J’attends deux jours avant de bien réfléchir à la formulation du texte que je joins, ainsi qu’aux pièces que j’envoie.

Je fais de même avec un journal satirique.

À nouveau, deux jours, ou trois passent, sans que je sois contacté, ne serait-ce que pour répondre à une question qu’un journaliste se pose ou fournir des informations complémentaires.

Je n’avais pas pensé à lier cette réaction aux tests. J’aurais alors constaté si des journalistes me recontactent ou non. Et d’une manière encore plus flagrante, d’analyser que lorsque j’étais dans leur bureau ils m’ont montré leur site Web au lieu de me questionner sur mes documents. C’est-à-dire qu’avant même d’avoir lu ce que j’allais leur faire parvenir deux jours plus tard il était déjà fortement probable que le sujet ne les intéressait pas.

J’en tire la réponse que je ne dois pas m’égarer ou perdre mon temps à essayer de rentrer en contact ni avec ces premiers journaux ni avec d’autres quotidiens ou hebdomadaires.

Quelles peuvent bien être les raisons de ce désintérêt ? Un maire qui utilise des méthodes fallacieuses, d’autant plus que Ricardo est connu, devrait susciter une certaine curiosité. Et ce n’est pas le cas. Peut-être que l’affaire de la pinède est au départ sans intérêt, mais maintenant, aller jusqu’à chercher à interner des gens doit être choquant !

Et pourtant l’attitude que je perçois est celle d’une impasse. Je me souviens alors de deux journalistes qui, après l’assassinat de Yann Piat, avaient écrit un livre dans lequel Encornet et Trottinette représentaient deux personnages politiques de la région. Les auteurs avaient été condamnés à de forts dommages et intérêts au prétexte de la diffamation, parce qu’ils n’avaient pas su prouver leurs allégations. L’un des deux auteurs était également journaliste auprès de l’hebdomadaire satirique que je viens de contacter. L’éditeur avait retiré le livre de la vente et un an après ce journaliste a été licencié de l’hebdomadaire. Pourquoi un an après ?

Un doute me taraude : chaque semaine, en seconde page, le journal publie inlassablement, décennie après décennie, des bruits de couloir au sein du gouvernement, des indiscrétions de collaborateurs ministériels, des colères du Premier ministre, quel qu’il soit, qui va parfois jusqu’à faire fondre en larmes quelque sous-ministre.

Ce journal est le seul à obtenir autant de confidences. C’est un peu comme si celles-ci lui étaient volontairement accordées chaque semaine par le pouvoir exécutif. Cet hebdomadaire arbore une prétendue indépendance, mais est-ce véridique ou qu’un slogan trompeur ?

Le monde politique fait vivre le journal de toutes ces petites phrases et autres indiscrétions.

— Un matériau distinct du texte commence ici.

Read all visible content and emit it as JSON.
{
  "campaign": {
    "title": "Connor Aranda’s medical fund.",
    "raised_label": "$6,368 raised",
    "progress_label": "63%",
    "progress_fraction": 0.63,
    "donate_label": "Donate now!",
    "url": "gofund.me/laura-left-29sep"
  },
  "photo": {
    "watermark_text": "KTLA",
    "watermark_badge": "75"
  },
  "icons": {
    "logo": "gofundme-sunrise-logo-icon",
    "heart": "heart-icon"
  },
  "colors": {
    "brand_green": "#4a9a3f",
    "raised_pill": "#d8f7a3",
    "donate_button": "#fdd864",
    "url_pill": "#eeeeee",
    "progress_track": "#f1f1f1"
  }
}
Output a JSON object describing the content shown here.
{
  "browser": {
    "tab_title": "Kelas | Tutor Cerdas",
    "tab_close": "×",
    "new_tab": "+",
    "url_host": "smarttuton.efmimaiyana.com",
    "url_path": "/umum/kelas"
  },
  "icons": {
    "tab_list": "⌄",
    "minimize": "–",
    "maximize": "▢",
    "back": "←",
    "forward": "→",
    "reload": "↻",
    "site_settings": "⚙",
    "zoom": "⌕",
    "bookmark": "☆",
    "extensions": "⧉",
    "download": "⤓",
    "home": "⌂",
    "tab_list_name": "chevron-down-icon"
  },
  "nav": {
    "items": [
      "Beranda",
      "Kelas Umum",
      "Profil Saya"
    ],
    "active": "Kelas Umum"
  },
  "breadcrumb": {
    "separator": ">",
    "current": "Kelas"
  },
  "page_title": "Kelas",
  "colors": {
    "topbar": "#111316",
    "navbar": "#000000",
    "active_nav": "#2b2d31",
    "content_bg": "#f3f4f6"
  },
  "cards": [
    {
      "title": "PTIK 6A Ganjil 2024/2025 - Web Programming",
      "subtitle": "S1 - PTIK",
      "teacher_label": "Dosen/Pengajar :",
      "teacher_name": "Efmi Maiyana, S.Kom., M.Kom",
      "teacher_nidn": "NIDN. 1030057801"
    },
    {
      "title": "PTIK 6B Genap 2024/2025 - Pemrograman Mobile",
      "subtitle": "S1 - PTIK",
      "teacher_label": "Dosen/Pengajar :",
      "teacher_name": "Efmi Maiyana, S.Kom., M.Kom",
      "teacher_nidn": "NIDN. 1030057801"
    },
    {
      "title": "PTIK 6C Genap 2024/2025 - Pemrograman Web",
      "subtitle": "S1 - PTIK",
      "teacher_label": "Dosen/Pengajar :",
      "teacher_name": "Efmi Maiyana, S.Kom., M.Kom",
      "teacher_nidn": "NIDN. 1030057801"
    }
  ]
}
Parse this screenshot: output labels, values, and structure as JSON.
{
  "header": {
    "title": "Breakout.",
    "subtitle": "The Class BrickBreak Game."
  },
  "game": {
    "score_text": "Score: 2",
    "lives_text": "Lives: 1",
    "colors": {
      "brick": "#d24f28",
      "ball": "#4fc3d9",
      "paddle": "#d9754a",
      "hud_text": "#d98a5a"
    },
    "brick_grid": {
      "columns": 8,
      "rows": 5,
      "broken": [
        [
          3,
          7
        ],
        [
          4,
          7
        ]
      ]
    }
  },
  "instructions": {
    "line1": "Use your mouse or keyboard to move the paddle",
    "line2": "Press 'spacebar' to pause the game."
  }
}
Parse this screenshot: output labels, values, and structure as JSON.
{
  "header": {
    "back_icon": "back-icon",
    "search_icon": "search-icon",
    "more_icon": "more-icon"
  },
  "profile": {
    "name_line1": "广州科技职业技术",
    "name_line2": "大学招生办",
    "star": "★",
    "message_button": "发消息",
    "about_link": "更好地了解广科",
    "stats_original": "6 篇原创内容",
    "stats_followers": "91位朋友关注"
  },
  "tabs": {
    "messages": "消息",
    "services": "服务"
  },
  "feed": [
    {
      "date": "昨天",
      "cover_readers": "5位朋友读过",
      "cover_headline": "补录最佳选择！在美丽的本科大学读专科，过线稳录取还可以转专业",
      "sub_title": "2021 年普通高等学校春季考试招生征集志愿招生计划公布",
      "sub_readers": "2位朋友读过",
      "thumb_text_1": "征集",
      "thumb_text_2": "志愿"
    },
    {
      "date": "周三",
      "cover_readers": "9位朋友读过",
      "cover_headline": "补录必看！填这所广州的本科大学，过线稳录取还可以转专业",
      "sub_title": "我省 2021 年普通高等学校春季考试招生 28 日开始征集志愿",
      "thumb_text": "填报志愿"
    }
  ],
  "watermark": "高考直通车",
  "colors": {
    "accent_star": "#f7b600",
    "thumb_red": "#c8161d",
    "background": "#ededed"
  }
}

Y aurait-il eu alors une emprise sur l’équipe de rédaction ? Quelques personnalités auraient-elles demandé une vengeance, en plus d’avoir gagné devant les tribunaux, et obtenu qu’un de ces collaborateurs du périodique soit licencié un an plus tard ? C’est une question pour laquelle je n’ai pas de réponse arrêtée. Puis un éclair me vient : le titre de l’hebdomadaire comprend le mot « enchaîné ». La publication affiche son absence de liberté. Car sa dénomination aurait bien pu afficher, à la place, « déchaîné ». Certes, ce ne sont que des mots, mais je reste méfiant quant à ce qu’on croit être la liberté de la presse : l’erreur provient de nous, lecteurs, qui nous imaginons ces médias indépendants, alors que le contenu même de leurs publications est délivré uniquement par le pouvoir politique.

Lorsque mon affaire n’intéresse pas les médias, je me donne d’autres explications : le monde de la presse a-t-il peut-être peur ? Mon affaire ne serait-elle pas suffisamment importante pour que des risques soient pris par des journalistes, somme toute, humains ?

Internet m’apparaît un peu plus fiable, mais n’est pas suffisant. Je dois à nouveau retourner chercher au fond de moi-même d’autres solutions.